My partner is on Zoloft 50mg but does not seek councilling or see his gp regularly he just pops the pill when he remembers or when i remind him
i need to help me but need to help him but now I feel that he blames me for everything, i am currently very stressed, depressed and have had sucidal thoughts and feel worthless as a parent and a partner as it just seems to much to deal with anymore.

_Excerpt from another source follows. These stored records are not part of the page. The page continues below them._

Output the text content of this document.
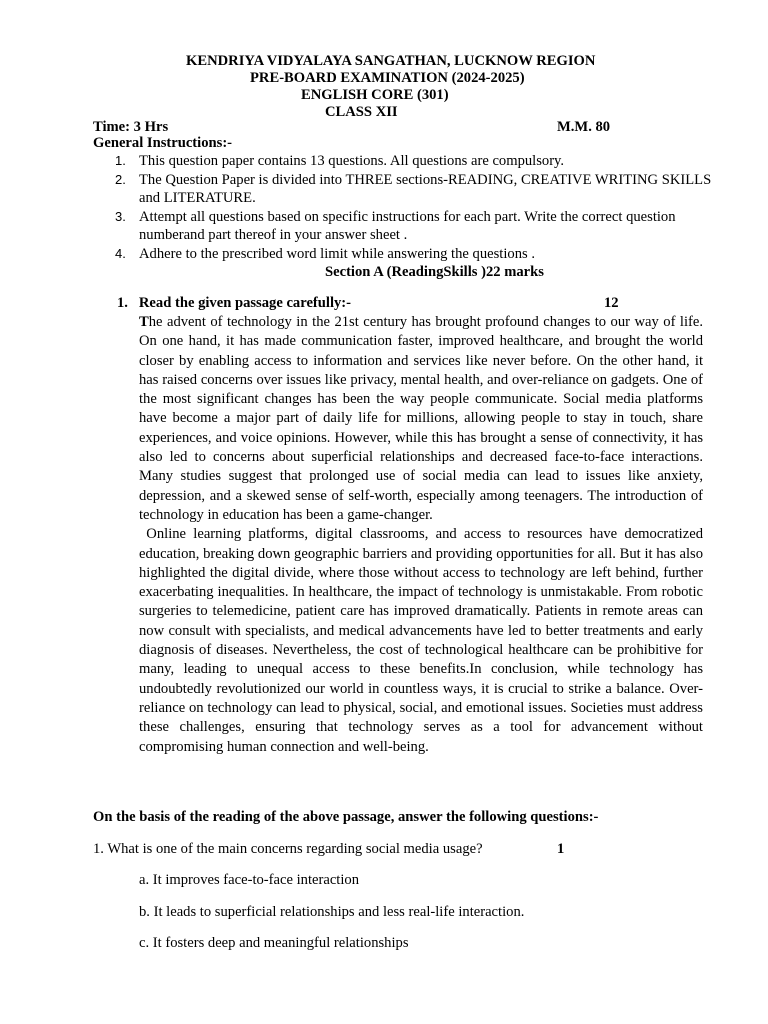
KENDRIYA VIDYALAYA SANGATHAN, LUCKNOW REGION
PRE-BOARD EXAMINATION (2024-2025)
ENGLISH CORE (301)
CLASS XII
Time: 3 Hrs	M.M. 80
General Instructions:-
1. This question paper contains 13 questions. All questions are compulsory.
2. The Question Paper is divided into THREE sections-READING, CREATIVE WRITING SKILLS and LITERATURE.
3. Attempt all questions based on specific instructions for each part. Write the correct question numberand part thereof in your answer sheet .
4. Adhere to the prescribed word limit while answering the questions .
Section A (ReadingSkills )22 marks
1.   Read the given passage carefully:-	12

The advent of technology in the 21st century has brought profound changes to our way of life. On one hand, it has made communication faster, improved healthcare, and brought the world closer by enabling access to information and services like never before. On the other hand, it has raised concerns over issues like privacy, mental health, and over-reliance on gadgets. One of the most significant changes has been the way people communicate. Social media platforms have become a major part of daily life for millions, allowing people to stay in touch, share experiences, and voice opinions. However, while this has brought a sense of connectivity, it has also led to concerns about superficial relationships and decreased face-to-face interactions. Many studies suggest that prolonged use of social media can lead to issues like anxiety, depression, and a skewed sense of self-worth, especially among teenagers. The introduction of technology in education has been a game-changer.

Online learning platforms, digital classrooms, and access to resources have democratized education, breaking down geographic barriers and providing opportunities for all. But it has also highlighted the digital divide, where those without access to technology are left behind, further exacerbating inequalities. In healthcare, the impact of technology is unmistakable. From robotic surgeries to telemedicine, patient care has improved dramatically. Patients in remote areas can now consult with specialists, and medical advancements have led to better treatments and early diagnosis of diseases. Nevertheless, the cost of technological healthcare can be prohibitive for many, leading to unequal access to these benefits.In conclusion, while technology has undoubtedly revolutionized our world in countless ways, it is crucial to strike a balance. Over-reliance on technology can lead to physical, social, and emotional issues. Societies must address these challenges, ensuring that technology serves as a tool for advancement without compromising human connection and well-being.

On the basis of the reading of the above passage, answer the following questions:-
1. What is one of the main concerns regarding social media usage?	1
a. It improves face-to-face interaction
b. It leads to superficial relationships and less real-life interaction.
c. It fosters deep and meaningful relationships
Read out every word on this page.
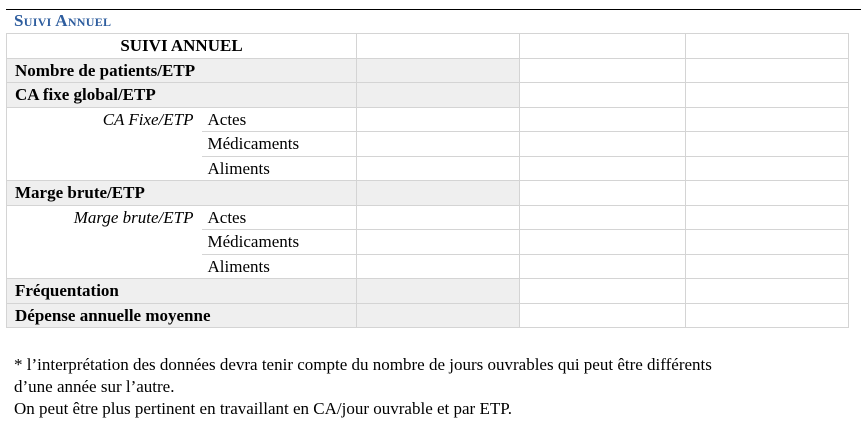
Suivi Annuel
SUIVI ANNUEL				
Nombre de patients/ETP				
CA fixe global/ETP				
CA Fixe/ETP	Actes			
	Médicaments			
	Aliments			
Marge brute/ETP				
Marge brute/ETP	Actes			
	Médicaments			
	Aliments			
Fréquentation				
Dépense annuelle moyenne				
* l’interprétation des données devra tenir compte du nombre de jours ouvrables qui peut être différents
d’une année sur l’autre.
On peut être plus pertinent en travaillant en CA/jour ouvrable et par ETP.
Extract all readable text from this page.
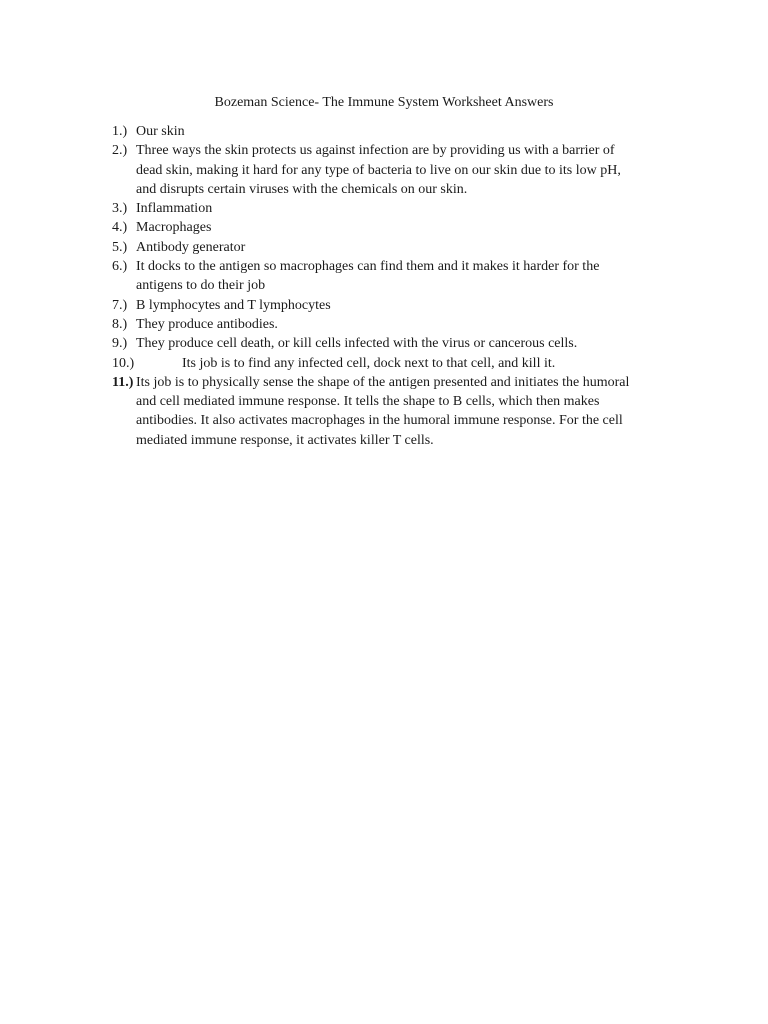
Bozeman Science- The Immune System Worksheet Answers
1.) Our skin
2.) Three ways the skin protects us against infection are by providing us with a barrier of
dead skin, making it hard for any type of bacteria to live on our skin due to its low pH,
and disrupts certain viruses with the chemicals on our skin.
3.) Inflammation
4.) Macrophages
5.) Antibody generator
6.) It docks to the antigen so macrophages can find them and it makes it harder for the
antigens to do their job
7.) B lymphocytes and T lymphocytes
8.) They produce antibodies.
9.) They produce cell death, or kill cells infected with the virus or cancerous cells.
10.)	Its job is to find any infected cell, dock next to that cell, and kill it.
11.) Its job is to physically sense the shape of the antigen presented and initiates the humoral
and cell mediated immune response. It tells the shape to B cells, which then makes
antibodies. It also activates macrophages in the humoral immune response. For the cell
mediated immune response, it activates killer T cells.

i was in hospital for 10 days a year ago for major depression break down and i and many people think that my partner does not support me in a positive way but puts me down alot or insults me

I have had had bad realatiosnhips but this one hurts so much as my partner knows what i have been through but just digs it all up when he gets angry and defensive.
I dont have anywhere else to go and feel so trapped.
Please help me


Answer from DepNet

Thank you for writing to us with your question. Your life certainly does sound turbulent and difficult. Given how much you are battling with and the many challenges you have faced over recent years, and perhaps in the past too, it is possibly not surprising that it is hard to get your depression under control. But you must have also developed some very valuable inner strengths too, to have coped with it all.

You have many responsibilities at present: looking after your kids as well as looking after yourself. Even though you say that you love your current partner very much, you also say that you can’t live with him like this, and it sounds as if feeling so stressed about it all is making you feel worse. Living with such ongoing stress every day often makes depression worse and often makes people feel worthless and suicidal. It sounds like this is your experience, and it also sounds as if it is an extremely tough experience for your children. And while they are not small anymore, they are still at an age when they need as stable and supportive home life as possible.

It’s hard for anti-depressants to work their best when life is so turbulent. A house filled with shouting, alcohol, cannabis and emotional/verbal/text abuse makes recovering from depression extremely difficult. It sounds from what you describe as if the arguments are becoming more frequent and more unpleasant. It also sounds as if your partner is not able to look after his own emotional needs at present (eg not taking his medication, seeing his doctor, or taking advice to reduce his alcohol and cannabis), let alone looking after your needs or the needs of the children.

I can’t tell you to leave your partner, and I know that doing so it is never as easy as it sounds from the outside. But I can tell you that you must use your counselling sessions to consider what you should do, to best meet the emotional needs that you and the children have. You can’t look after your partner if he won’t look after himself and if he is abusive, unsupportive and undermining. But you do have a responsibility to think about what is in the best interest of your children. One of the most important things for them is that you are in good shape, and one of the most important ways of getting into better shape is feeling comfortable, safe and content at home.

Please work with your counsellors to consider what your options are. The answers to feeling better and to getting over your depression are almost certainly going to be found in the talking work you do in counselling. It is very helpful to be on a good anti-depressant, and it will help keep you find the inner strength to cope and to tackle your situation and the decisions ahead, but it is the talking therapy that will help you work out the best decisions to make to move forwards.

Good luck in this. I feel confident you can achieve what you need to, as I am sure you have some remarkable inner strengths, to have achieved what you already have.